Di era digital yang serba cepat, muncul fenomena menarik sekaligus mengkhawatirkan: keadilan seolah hanya bisa diraih jika sebuah kasus menjadi viral di media sosial. Psikolog dan filsuf politik seperti Hannah Arendt dan Jean Baudrillard memberikan lensa tajam untuk memahami dinamika ini, yang mereka sebut sebagai gejala “No Viral, No Justice”.
Ruang Publik yang “Mati” dan Keadilan yang Rapuh
Fenomena ini mengungkap sebuah realitas pahit: lembaga publik yang seharusnya menjadi garda terdepan penegakan keadilan—seperti parlemen, pengadilan, dan birokrasi—telah kehilangan fungsinya. Ketika warga merasa tak lagi didengar melalui saluran resmi, mereka beralih ke media sosial sebagai senjata baru untuk menuntut keadilan. Namun, keadilan ala viral ini ibarat rumah dari kartu: mudah runtuh karena bergantung pada algoritma dan tren yang berubah sekejap.
Hiperealitas dan Paradigma “Yang Penting Jalan”
Baudrillard mengingatkan kita tentang bahaya “hiperealitas”, di mana citra dan narasi viral sering kali mengaburkan kebenaran sebenarnya. Dalam konteks ini, paradigma “yang penting jalan” justru bisa menjadi bumerang: ia menekan nalar kritis dan menggantikan substansi dengan pencitraan semata. Akibatnya, solusi yang muncul sering kali bersifat sementara dan tidak menyentuh akar masalah.

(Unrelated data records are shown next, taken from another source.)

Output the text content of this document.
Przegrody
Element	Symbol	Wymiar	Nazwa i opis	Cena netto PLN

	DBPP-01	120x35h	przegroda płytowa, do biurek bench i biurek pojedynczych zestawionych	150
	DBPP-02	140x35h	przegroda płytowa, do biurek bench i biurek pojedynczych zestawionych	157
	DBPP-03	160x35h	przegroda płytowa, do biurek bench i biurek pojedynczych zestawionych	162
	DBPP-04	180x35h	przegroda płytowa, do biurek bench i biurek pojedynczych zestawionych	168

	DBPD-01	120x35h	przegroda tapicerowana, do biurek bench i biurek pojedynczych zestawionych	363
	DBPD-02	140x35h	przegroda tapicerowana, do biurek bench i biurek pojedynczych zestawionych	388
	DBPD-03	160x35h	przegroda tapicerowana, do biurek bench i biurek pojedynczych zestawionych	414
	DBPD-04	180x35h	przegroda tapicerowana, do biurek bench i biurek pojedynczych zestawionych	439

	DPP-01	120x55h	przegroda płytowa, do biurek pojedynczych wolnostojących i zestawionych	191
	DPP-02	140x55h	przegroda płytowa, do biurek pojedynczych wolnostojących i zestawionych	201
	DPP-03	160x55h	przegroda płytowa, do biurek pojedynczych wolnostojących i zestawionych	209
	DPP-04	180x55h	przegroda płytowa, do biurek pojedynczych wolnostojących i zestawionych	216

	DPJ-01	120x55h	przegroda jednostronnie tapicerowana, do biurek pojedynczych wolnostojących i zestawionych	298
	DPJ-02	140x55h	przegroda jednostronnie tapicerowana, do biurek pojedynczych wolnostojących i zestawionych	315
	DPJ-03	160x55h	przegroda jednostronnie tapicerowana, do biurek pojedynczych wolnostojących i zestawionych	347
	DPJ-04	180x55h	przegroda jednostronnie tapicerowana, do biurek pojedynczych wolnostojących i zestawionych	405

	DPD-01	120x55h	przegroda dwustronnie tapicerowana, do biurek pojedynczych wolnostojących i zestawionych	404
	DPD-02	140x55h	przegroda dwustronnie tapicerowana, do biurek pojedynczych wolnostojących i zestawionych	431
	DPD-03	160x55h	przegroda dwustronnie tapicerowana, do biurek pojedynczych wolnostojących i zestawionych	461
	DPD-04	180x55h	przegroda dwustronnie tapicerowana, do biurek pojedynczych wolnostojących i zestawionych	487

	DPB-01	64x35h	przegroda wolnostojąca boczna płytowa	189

Jalan Keluar: Reformasi dan Literasi Digital
Untuk memutus lingkaran ini, diperlukan langkah-langkah konkret:
- Reformasi struktural untuk memperkuat institusi penegak hukum dan birokrasi.
- Transparansi radikal agar masyarakat tidak lagi merasa terpinggirkan.
- Literasi digital kritis untuk membedakan antara realitas dan ilusi di dunia maya.
Hanya dengan demikian, ruang publik yang sehat dan nalar kritis masyarakat bisa kembali tumbuh—tanpa harus bergantung pada viralitas semata.